His overall value for 2017 rests on how you assess his defense. DRS liked it (six runs saved), UZR didn’t (-2.3 runs below average), and so Baseball-Reference likes him better than FanGraphs (1.7 to 0.9 WAR). I’d call his performance average with the potential for more. His problem wasn’t getting to the ball, but occasionally getting out of sorts trying to make plays quickly. Either way, his glovework is more advanced than initially advertised.

That’s one of many areas where one can easily see room for at least mild improvement. He has a strong foundation, and he can take a step forward by reducing avoidable mistakes on defense, adding a few stolen bases or refining his right-handed swing against good lefties. If he can make progress in all of those areas, there’s a cornerstone.

*Michael Kopech, who surpassed all expectations by throwing more than double his previous career high in innings. He worked 119 in Birmingham and 15 in Charlotte, and he busted down a fatigue wall with an overpowering second half.

And it’s not like his first half was a disappointment. The 4.02 ERA was a little inflated, but he struck out 101 batters over 78 13 innings and limited opponents to a .204 average, so nobody questioned the stuff. Kopech surpassed his previous best workload by late June, which is around the time when his command started slipping and the starts got shorter. A breather appeared to be in order, and it took the form of a Futures Game appearance. That inning was his only work over a 10-day period, and he returned to the mound for Birmingham a changed man.

Kopech posted a 0.66 ERA with 54 strikeouts to just seven walks over 41 innings in his final six starts with the Barons. That warranted a late-season promotion to Charlotte, and his first three Triple-A starts were good enough — all decent or better, all five innings — to sustain the hype into next season. He should be the subject of incessant promotion questions during the first half of 2018.

*Luis Alexander Basabe, a toolsy center field prospect who didn’t distinguish himself during his first year with the Dash. He hit .221/.320/.320 in his age-20 season at Winston-Salem, limited to 107 games due to a couple of injuries.

The upside is that Basabe recovered from a prolonged slump through all of May and June. He finished the year hitting .259/.338/.379 with 13 walks to 26 strikeouts over his last 36 games. Unfortunately, his season ended on Aug. 13, which prevented him from reaching escape velocity from a crowded low-minors center field situation. He’ll get extra reps in winter ball, as he just reported to Caracas. Assuming that doesn’t change his forecast, he’ll enter 2018 battling it out with Alex Call and two other Luises (Gonzalez and Robert).

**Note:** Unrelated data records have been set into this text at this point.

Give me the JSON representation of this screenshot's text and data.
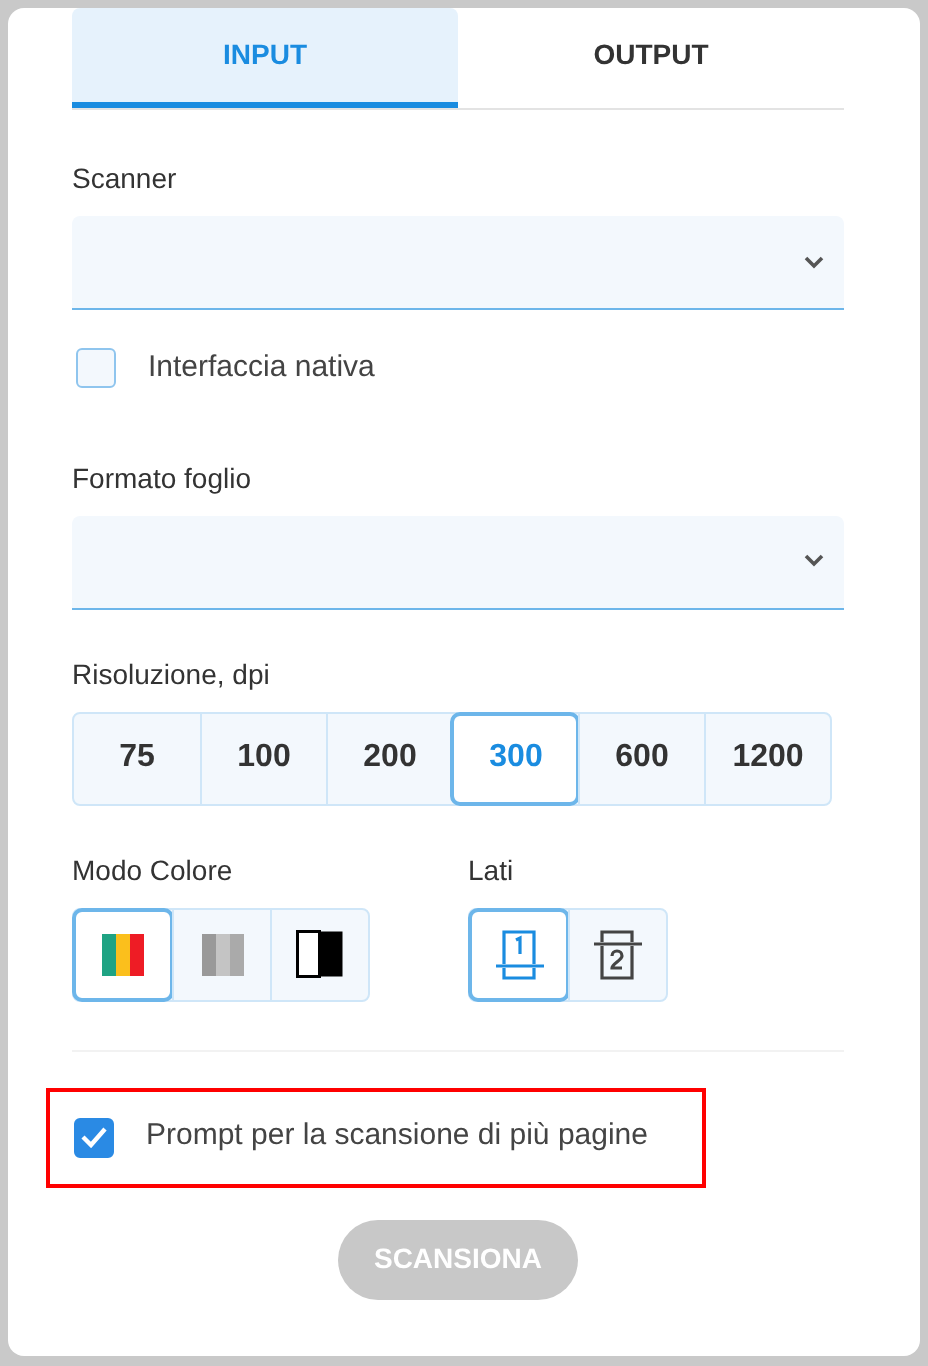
{
  "tabs": [
    {
      "label": "INPUT",
      "selected": true
    },
    {
      "label": "OUTPUT",
      "selected": false
    }
  ],
  "scanner": {
    "label": "Scanner"
  },
  "native_interface": {
    "label": "Interfaccia nativa",
    "checked": false
  },
  "paper_format": {
    "label": "Formato foglio"
  },
  "resolution": {
    "label": "Risoluzione, dpi",
    "options": [
      {
        "label": "75",
        "selected": false
      },
      {
        "label": "100",
        "selected": false
      },
      {
        "label": "200",
        "selected": false
      },
      {
        "label": "300",
        "selected": true
      },
      {
        "label": "600",
        "selected": false
      },
      {
        "label": "1200",
        "selected": false
      }
    ]
  },
  "color_mode": {
    "label": "Modo Colore",
    "options": [
      {
        "kind": "color",
        "selected": true
      },
      {
        "kind": "gray",
        "selected": false
      },
      {
        "kind": "bw",
        "selected": false
      }
    ]
  },
  "sides": {
    "label": "Lati",
    "options": [
      {
        "kind": "single",
        "selected": true
      },
      {
        "kind": "double",
        "selected": false
      }
    ]
  },
  "multipage_prompt": {
    "label": "Prompt per la scansione di più pagine",
    "checked": true,
    "highlighted": true
  },
  "scan_button": {
    "label": "SCANSIONA",
    "disabled": true
  }
}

*Victor Diaz, who turned out the way most lottery tickets do: no agreeable numbers. He was limited to 12 innings over 14 games. Eight of them came with Winston-Salem, with whom he posted a 23.63 ERA. He was only seen from late May through late July.

The White Sox fared ...

... pretty well.

Both teams received what they could have expected. The tl;dr version of the above: Sale was a Cy Young contender as usual, Moncada finished with a flourish, Basabe was a little disappointing but still has age on his side, and Diaz looked every bit the throw-in.

Kopech stands apart as the one guy in this deal who defied expectations beyond a standard deviation. I figured he would surpass 100 innings with room to spare, but I also figured the ebbs and flows would last most of the season, first due to rawness, then to fatigue. He instead ironed out his biggest flaws by mid-July, and when the prospects get re-ranked over the winter, he should be the first pitcher listed.

TINSTAAPP means we can’t start penciling in his future MLB value, but he did what he could to position himself for future-fixture status, and that’s all the Sox could have hoped for in 2017. His big step forward overshadows Basabe’s small step back and tilts the package in the direction of a success.

The White Sox gave up a cost-controlled ace who continued pitching like one, so the trade is far from decided. The same would’ve been true if Moncada and Kopech were mild disappointments, so that’s not especially profound. It’s far more enjoyable to follow when Moncada and Kopech are showcasing their wares like they did at the end of 2017, though, and the trade will look like a winner as long as one can easily envision Rick Hahn turning one star into two.